There was an underlying theme of feminity and feminism under fire. I could be wrong ofcourse. I draw this interpretation from his portrayal of the women characters, and the scope, depth and intent of their roles, apart from the below.
– Kafka’s mother who abandons him and walks away with his sister, unless ofcourse she and Kafka’s sister were murdered by Kafka’s father.
– The sadistic and gruesome killing of cats by Johnny Walker, cats symbolizing the feminine.
– A teacher who flies into a rage driven by shame about her feminine waste being discovered by a student. Then hits the student, causing him to faint and conceals this bit of information.
– An erudite and suave Oshima who is implied as being a woman physically, yet with a masculine psyche, who dresses as a man and prefers relationship with men. Creation of a situation by the author to delve into the shallow nature of two women with a misplaced sense of women’s rights and feminism, who are cleverly upstaged by brilliant Oshima who leaves no stone unturned in belittling the two. What is the relevance of this incident?
– Miss.Saeki who languishes for her lost love. Opens the portal causing some kind of time shift, alternate realities leading to havoc. It takes Nakata to step in and save the day with Hoshino’s help.
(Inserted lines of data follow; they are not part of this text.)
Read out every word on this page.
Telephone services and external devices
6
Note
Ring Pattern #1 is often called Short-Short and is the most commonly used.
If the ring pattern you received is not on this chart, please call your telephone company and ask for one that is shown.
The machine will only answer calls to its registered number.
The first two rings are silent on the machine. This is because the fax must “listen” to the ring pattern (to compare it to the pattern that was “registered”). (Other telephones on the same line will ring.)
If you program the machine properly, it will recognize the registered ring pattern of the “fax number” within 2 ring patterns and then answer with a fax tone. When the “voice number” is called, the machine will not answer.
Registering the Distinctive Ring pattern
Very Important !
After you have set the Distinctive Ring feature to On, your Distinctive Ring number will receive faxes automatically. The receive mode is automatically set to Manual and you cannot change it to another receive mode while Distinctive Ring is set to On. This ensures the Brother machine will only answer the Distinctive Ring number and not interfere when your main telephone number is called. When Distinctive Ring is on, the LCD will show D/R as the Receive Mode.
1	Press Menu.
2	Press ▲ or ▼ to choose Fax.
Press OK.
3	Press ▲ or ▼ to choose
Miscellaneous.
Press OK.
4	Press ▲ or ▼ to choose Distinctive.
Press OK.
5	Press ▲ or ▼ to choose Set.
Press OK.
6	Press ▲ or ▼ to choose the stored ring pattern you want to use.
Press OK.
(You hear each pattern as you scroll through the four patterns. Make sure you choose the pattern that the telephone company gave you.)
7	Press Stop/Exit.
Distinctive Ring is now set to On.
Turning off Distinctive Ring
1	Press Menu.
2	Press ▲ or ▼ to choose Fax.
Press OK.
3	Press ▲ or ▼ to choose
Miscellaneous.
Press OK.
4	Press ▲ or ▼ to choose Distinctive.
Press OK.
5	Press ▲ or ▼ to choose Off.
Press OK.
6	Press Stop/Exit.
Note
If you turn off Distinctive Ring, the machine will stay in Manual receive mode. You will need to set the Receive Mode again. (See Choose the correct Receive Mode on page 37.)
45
– the young girl version of Miss.Saeki drops in every day in the cottage in the woods to cook for the boy she loves…in an eternal cycle.
Some more questions to add to the questionaire that might be already whirling in your mind.
– Maybe the Oedipus prophecy and theme is a red herring, as in it is a false or misinterpreted prophecy intended to divert and confuse.
Take this away and try interpreting the story, can we?
– Was Hoshino’s meeting with philosophy spouting 19year old girl arranged by Col.Sanders, signify a meet between different versions of Nakata and Saeki respectively?
– The two soldiers mention to Kafka that most kids don’t make it beyond a certain point on their journey to the “Neverland” in the woods. Rather than Kafka, Nakata and Oshino’s elder brother, by ‘most kids’ are they referring to the other school kids who returned before reaching the destination?
– Is Sakura a figment of Kafka’s imagination? His description of her face is rather unusual. Also refer his first meet with her. She sits on a seat next to him. (Continue to the next page.) She looks at him or converses with him from across the table. Noticed a discrepancy here. (Maybe he made her up.) The police could not trace his call to her. Her phone is conveniently prepaid, which cannot be tracked.
– The two women questioning the absence of separate restrooms for women in the library…could they be Kafka’s long lost estranged mother and sister? Little far-fetched maybe but unable to discard this compelling question.
– Does Oshima’s fetish for sharpened pencils directly correspond to his keeping his intellect sharp, clear-cut and incisive while his identity might be ambiguous, something he keeps bringing up?
– Does the crow (rather than being Kafka’s subconscious) signify his mother’s spirit and Johnny Walker his father’s?
– Saeki’s prophetic “one hit wonder” song versus Kafka’s dad’s prophecy, both potent and connect, twist, turn and drive the plotlines or is it just Kafka’s over enthusiastic interpretations of them?
– The silvery slimy eel-like being that emerges out of Nakata on two occasions. What is it?

Need to stop typing now. Abruptly. Time to pick up the next book to read.